Saturday August 3 2019, C3.3, 14:50 AEST


Over a couple of months in 2018 I developed a script for refactoring GDAL’s ancient and arcane test suite to use Pytest. The final pull request was over 118,000 lines. This talk covers how I did it and what I learned.


At Koordinates we’ve been using Pytest for all our testing. It’s so much better than the other options that I cringe whenever I have to test a project that uses the stdlib.

We also make heavy use of GDAL, a broad and ancient data-munging library and tool. Unfortunately the test suite was 20 years old and homegrown. The test runner predates the unittest tools in the standard library, and sprouts weird quirky behaviour all over the place.

At Pycon AU 2018 I happened across John Reese’s excellent talk on Refactoring Using the Standard Library and realised I could use Bowler to do an automated rewrite of the GDAL test suite, and hopefully convert it to use Pytest.

This talk describes my experience, including:

  • when to use automated refactoring tools
  • the basics of automated refactoring
  • how to avoid git conflicts when working on a huge pull request on a very active project
  • how to actually get your >100,000 line pull request merged upstream (!)
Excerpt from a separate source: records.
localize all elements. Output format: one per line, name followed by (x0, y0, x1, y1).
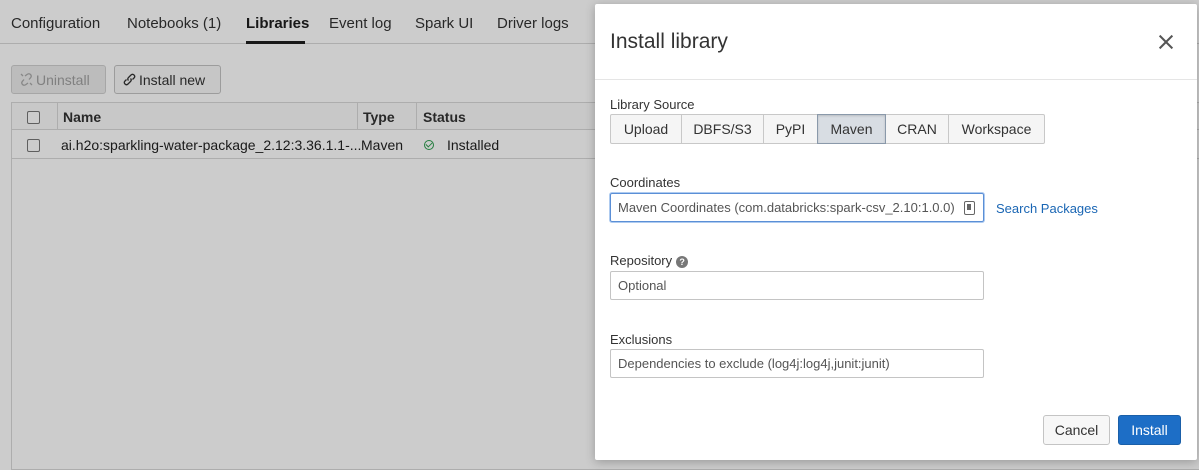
source-pypi[interactable]: PyPI (763, 114, 818, 144)
source-upload[interactable]: Upload (610, 114, 682, 144)
source-maven[interactable]: Maven (817, 114, 886, 144)
install-library-dialog: Install library Library Source Upload DB… (595, 4, 1197, 460)
close-icon[interactable] (1158, 34, 1174, 50)
source-dbfs-s3[interactable]: DBFS/S3 (681, 114, 764, 144)
repository-placeholder: Optional (618, 278, 667, 293)
help-icon[interactable]: ? (676, 255, 689, 268)
exclusions-label: Exclusions (610, 332, 673, 347)
exclusions-placeholder: Dependencies to exclude (log4j:log4j,jun… (618, 356, 890, 371)
coordinates-placeholder: Maven Coordinates (com.databricks:spark-… (618, 200, 955, 215)
source-cran[interactable]: CRAN (885, 114, 949, 144)
library-source-selector: Upload DBFS/S3 PyPI Maven CRAN Workspace (610, 114, 1045, 144)
coordinates-label: Coordinates (610, 175, 681, 190)
install-button[interactable]: Install (1118, 415, 1181, 445)
library-source-label: Library Source (610, 97, 695, 112)
search-packages-link[interactable]: Search Packages (996, 201, 1098, 216)
repository-input[interactable]: Optional (610, 271, 984, 300)
dialog-title: Install library (610, 30, 728, 53)
repository-label-text: Repository (610, 253, 673, 268)
repository-label: Repository? (610, 253, 689, 268)
dialog-header: Install library (595, 4, 1197, 80)
coordinates-input[interactable]: Maven Coordinates (com.databricks:spark-… (610, 193, 984, 222)
contact-card-icon[interactable] (964, 201, 975, 215)
cancel-button[interactable]: Cancel (1043, 415, 1110, 445)
exclusions-input[interactable]: Dependencies to exclude (log4j:log4j,jun… (610, 349, 984, 378)
source-workspace[interactable]: Workspace (948, 114, 1045, 144)
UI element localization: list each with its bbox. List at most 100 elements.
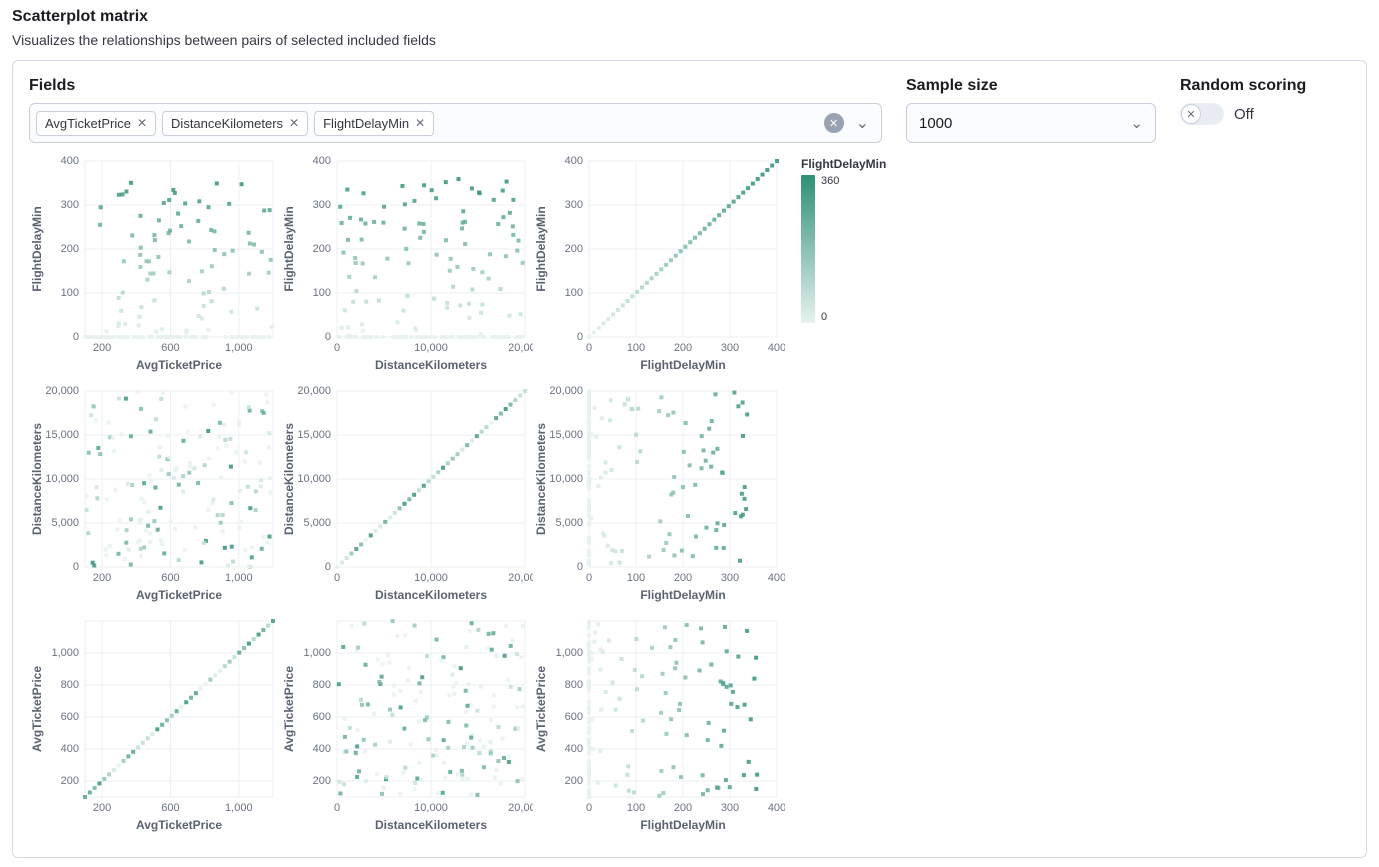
svg-text:300: 300 xyxy=(61,199,79,211)
field-tag[interactable]: AvgTicketPrice ✕ xyxy=(36,111,156,136)
svg-text:800: 800 xyxy=(313,679,331,691)
svg-text:0: 0 xyxy=(577,331,583,343)
svg-text:5,000: 5,000 xyxy=(303,517,331,529)
svg-text:5,000: 5,000 xyxy=(555,517,583,529)
fields-label: Fields xyxy=(29,77,882,95)
random-scoring-toggle[interactable]: ✕ xyxy=(1180,103,1224,125)
svg-text:10,000: 10,000 xyxy=(549,473,583,485)
scatter-cell[interactable]: 010,00020,0002004006008001,000DistanceKi… xyxy=(281,611,533,841)
svg-text:1,000: 1,000 xyxy=(225,802,253,814)
scatterplot-matrix-panel: Fields AvgTicketPrice ✕ DistanceKilomete… xyxy=(12,60,1367,858)
random-scoring-label: Random scoring xyxy=(1180,77,1350,95)
svg-text:DistanceKilometers: DistanceKilometers xyxy=(375,588,487,602)
scatter-cell[interactable]: 2006001,00005,00010,00015,00020,000AvgTi… xyxy=(29,381,281,611)
scatter-cell[interactable]: 2006001,0000100200300400AvgTicketPriceFl… xyxy=(29,151,281,381)
scatter-cell[interactable]: 01002003004002004006008001,000FlightDela… xyxy=(533,611,785,841)
remove-field-icon[interactable]: ✕ xyxy=(289,116,299,130)
svg-text:200: 200 xyxy=(674,572,692,584)
svg-text:20,000: 20,000 xyxy=(508,802,533,814)
svg-text:AvgTicketPrice: AvgTicketPrice xyxy=(136,588,222,602)
svg-text:AvgTicketPrice: AvgTicketPrice xyxy=(30,666,44,752)
svg-text:100: 100 xyxy=(627,802,645,814)
svg-text:800: 800 xyxy=(565,679,583,691)
svg-text:300: 300 xyxy=(721,572,739,584)
svg-text:DistanceKilometers: DistanceKilometers xyxy=(375,818,487,832)
svg-text:1,000: 1,000 xyxy=(51,647,79,659)
open-fields-dropdown-icon[interactable]: ⌄ xyxy=(850,113,875,133)
svg-text:DistanceKilometers: DistanceKilometers xyxy=(534,423,548,535)
svg-text:300: 300 xyxy=(565,199,583,211)
sample-size-select[interactable]: 1000 ⌄ xyxy=(906,103,1156,143)
remove-field-icon[interactable]: ✕ xyxy=(137,116,147,130)
svg-text:FlightDelayMin: FlightDelayMin xyxy=(30,206,44,291)
svg-text:10,000: 10,000 xyxy=(414,342,448,354)
scatter-cell[interactable]: 01002003004000100200300400FlightDelayMin… xyxy=(533,151,785,381)
field-tag[interactable]: FlightDelayMin ✕ xyxy=(314,111,434,136)
svg-text:600: 600 xyxy=(161,802,179,814)
scatter-cell[interactable]: 010020030040005,00010,00015,00020,000Fli… xyxy=(533,381,785,611)
scatterplot-matrix: 200 600 1,000 0 100 200 300 400 AvgTicketPrice Fl… xyxy=(29,151,785,841)
svg-text:400: 400 xyxy=(61,743,79,755)
svg-text:600: 600 xyxy=(161,342,179,354)
field-tag-label: AvgTicketPrice xyxy=(45,116,131,131)
svg-text:0: 0 xyxy=(586,342,592,354)
svg-text:0: 0 xyxy=(325,331,331,343)
svg-text:100: 100 xyxy=(627,342,645,354)
svg-text:300: 300 xyxy=(313,199,331,211)
remove-field-icon[interactable]: ✕ xyxy=(415,116,425,130)
svg-text:600: 600 xyxy=(565,711,583,723)
controls-row: Fields AvgTicketPrice ✕ DistanceKilomete… xyxy=(29,77,1350,143)
svg-text:0: 0 xyxy=(577,561,583,573)
svg-text:FlightDelayMin: FlightDelayMin xyxy=(282,206,296,291)
legend-max: 360 xyxy=(821,175,839,187)
page-description: Visualizes the relationships between pai… xyxy=(12,32,1367,48)
svg-text:AvgTicketPrice: AvgTicketPrice xyxy=(136,818,222,832)
clear-fields-icon[interactable]: ✕ xyxy=(824,113,844,133)
toggle-thumb-icon: ✕ xyxy=(1181,104,1201,124)
svg-text:0: 0 xyxy=(73,561,79,573)
svg-text:400: 400 xyxy=(768,802,785,814)
scatter-cell[interactable]: 2006001,0002004006008001,000AvgTicketPri… xyxy=(29,611,281,841)
svg-text:AvgTicketPrice: AvgTicketPrice xyxy=(282,666,296,752)
svg-text:0: 0 xyxy=(586,802,592,814)
svg-text:1,000: 1,000 xyxy=(225,342,253,354)
scatter-cell[interactable]: 0 10,000 20,000 0 100 200 300 400 DistanceKilome… xyxy=(281,151,533,381)
svg-text:15,000: 15,000 xyxy=(297,429,331,441)
svg-text:600: 600 xyxy=(61,711,79,723)
sample-size-label: Sample size xyxy=(906,77,1156,95)
random-scoring-state: Off xyxy=(1234,106,1254,123)
svg-text:200: 200 xyxy=(93,572,111,584)
scatter-cell[interactable]: 010,00020,00005,00010,00015,00020,000Dis… xyxy=(281,381,533,611)
svg-text:20,000: 20,000 xyxy=(508,342,533,354)
sample-size-value: 1000 xyxy=(919,115,952,132)
svg-text:20,000: 20,000 xyxy=(508,572,533,584)
field-tag[interactable]: DistanceKilometers ✕ xyxy=(162,111,308,136)
svg-text:300: 300 xyxy=(721,802,739,814)
svg-text:100: 100 xyxy=(627,572,645,584)
svg-text:FlightDelayMin: FlightDelayMin xyxy=(640,818,725,832)
svg-text:200: 200 xyxy=(313,243,331,255)
fields-combobox[interactable]: AvgTicketPrice ✕ DistanceKilometers ✕ Fl… xyxy=(29,103,882,143)
svg-text:200: 200 xyxy=(674,342,692,354)
svg-text:200: 200 xyxy=(93,342,111,354)
svg-text:DistanceKilometers: DistanceKilometers xyxy=(375,358,487,372)
svg-text:1,000: 1,000 xyxy=(225,572,253,584)
svg-text:0: 0 xyxy=(334,342,340,354)
svg-text:DistanceKilometers: DistanceKilometers xyxy=(282,423,296,535)
svg-text:1,000: 1,000 xyxy=(303,647,331,659)
svg-text:200: 200 xyxy=(93,802,111,814)
chevron-down-icon: ⌄ xyxy=(1130,114,1143,132)
svg-text:100: 100 xyxy=(61,287,79,299)
svg-text:600: 600 xyxy=(161,572,179,584)
svg-text:200: 200 xyxy=(61,775,79,787)
page-title: Scatterplot matrix xyxy=(12,8,1367,26)
svg-text:1,000: 1,000 xyxy=(555,647,583,659)
legend-min: 0 xyxy=(821,311,839,323)
field-tag-label: DistanceKilometers xyxy=(171,116,283,131)
svg-text:300: 300 xyxy=(721,342,739,354)
svg-text:400: 400 xyxy=(313,155,331,167)
svg-text:AvgTicketPrice: AvgTicketPrice xyxy=(136,358,222,372)
field-tag-label: FlightDelayMin xyxy=(323,116,409,131)
svg-text:100: 100 xyxy=(313,287,331,299)
svg-text:20,000: 20,000 xyxy=(549,385,583,397)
Watch 'How I auto-refactored a huge OSS project to use pytest' on PyCon AU's YouTube account

Craig de Stigter

Craig de Stigter


I’ve been a platform engineer for Koordinates for ages. I’m a Christian, a husband and father of two small people.

Back when I used to have spare time, I spent most of it snowboarding, drinking craft beer and doing open source programming. I do a bit of brewing now and then.

I like Python. I like upgrading stuff and refactoring code. Sometimes I think I’d be a good janitor, or possibly a demolition person.